There was a sudden bang.
She couldn’t see.
She felt as if her face and chest were on fire.
She struggled to breathe.
Because her ears were ringing, or maybe because she passed out, Klyne didn’t hear the blast that followed.
She next remembers the student in her class telling her that Janvier had ran to get help. When she did, she was shot dead.
Klyne threw herself out of her chair and onto the floor. She couldn’t believe Janvier _ the sweetest young woman, a former student who had been hired that year as a tutor _ was gone.
She quickly focused on the student who was with her, a 17-year-old boy.
“I said, ‘If you think it’s safe, you can crawl to me and we’ll hide behind the desk.”’
The student pulled Klyne’s coat from her chair, placed it under her head and laid down beside her. She asked him to use his cellphone to call 911, as well as her husband, Ralph, a vice-principal at the school.
She worried he had been shot too.
Her husband answered and was relieved to know Klyne was alive.
But he quickly whispered he had to go. He was hiding in another classroom and there was someone outside his door.

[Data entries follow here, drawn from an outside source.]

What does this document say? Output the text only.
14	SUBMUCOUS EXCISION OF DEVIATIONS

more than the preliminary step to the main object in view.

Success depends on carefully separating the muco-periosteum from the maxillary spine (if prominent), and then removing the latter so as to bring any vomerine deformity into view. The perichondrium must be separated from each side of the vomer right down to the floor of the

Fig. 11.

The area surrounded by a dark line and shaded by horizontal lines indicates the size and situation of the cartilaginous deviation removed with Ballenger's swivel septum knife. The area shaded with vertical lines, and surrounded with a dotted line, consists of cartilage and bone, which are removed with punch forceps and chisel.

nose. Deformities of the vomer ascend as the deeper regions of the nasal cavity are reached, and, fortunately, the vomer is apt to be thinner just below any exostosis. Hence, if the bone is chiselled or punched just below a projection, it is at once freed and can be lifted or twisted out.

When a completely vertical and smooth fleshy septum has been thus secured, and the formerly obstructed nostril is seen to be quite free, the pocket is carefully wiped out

Klyne tried to remain calm.
She fell in and out of consciousness as they waited.
Mounties soon announced over the school’s intercom that they had arrested a shooter. Classrooms were evacuated and the wounded—Longobardi, Klyne, another staff member and four students—were taken to hospital.
At the same time, officers were called to a nearby home, where they found brothers Dayne and Drayden Fontaine, 17 and 13, also dead.
The passage of time has not healed the hurt from that day.
“Most days, I hate life,” says Klyne, who was blinded.
Pellets drilled into her face, neck and chest and destroyed the lenses in both her eyes. One pellet is still lodged near the lining of her heart. Another sits under a tooth and constantly aches. She can feel more tiny pebbles rising up under the skin on her shoulder.
Her hair is falling out.
Klyne now lives in Saskatoon and gets workers’ compensation benefits. Her husband has taken a leave to care for her, along with an adult son with special needs. Another son is attending university.
But the city doesn’t feel like home, she says. The family loved life in the north.
Klyne’s not sure she wants to return, but her husband does.
“He misses the kids.”
Longobardi hasn’t been back to work.
“Can I go back and work in the school where that all happened? I know some people have, and good for them. But I’m not one of them,” she says from Amherst, N.S., where she is living while on sick leave.
Longobardi had surgery on her wrist, and it’s getting better. But two months after the shooting, she suffered a mild stroke. Then came shingles, a painful rash that can be caused, in part, by stress.
She’s been told she has post-traumatic stress disorder. She’s getting counselling, but the nightmares still come.
Sometimes she sees the barrel of a gun.
“Lately, I’ve been seeing the light— the spark that goes off when you shoot a gun. That’s the one that wakes me up.”
There’s also fear when she’s awake, she says, especially when she hears kids running.
{My last memory of kids running is in terror.”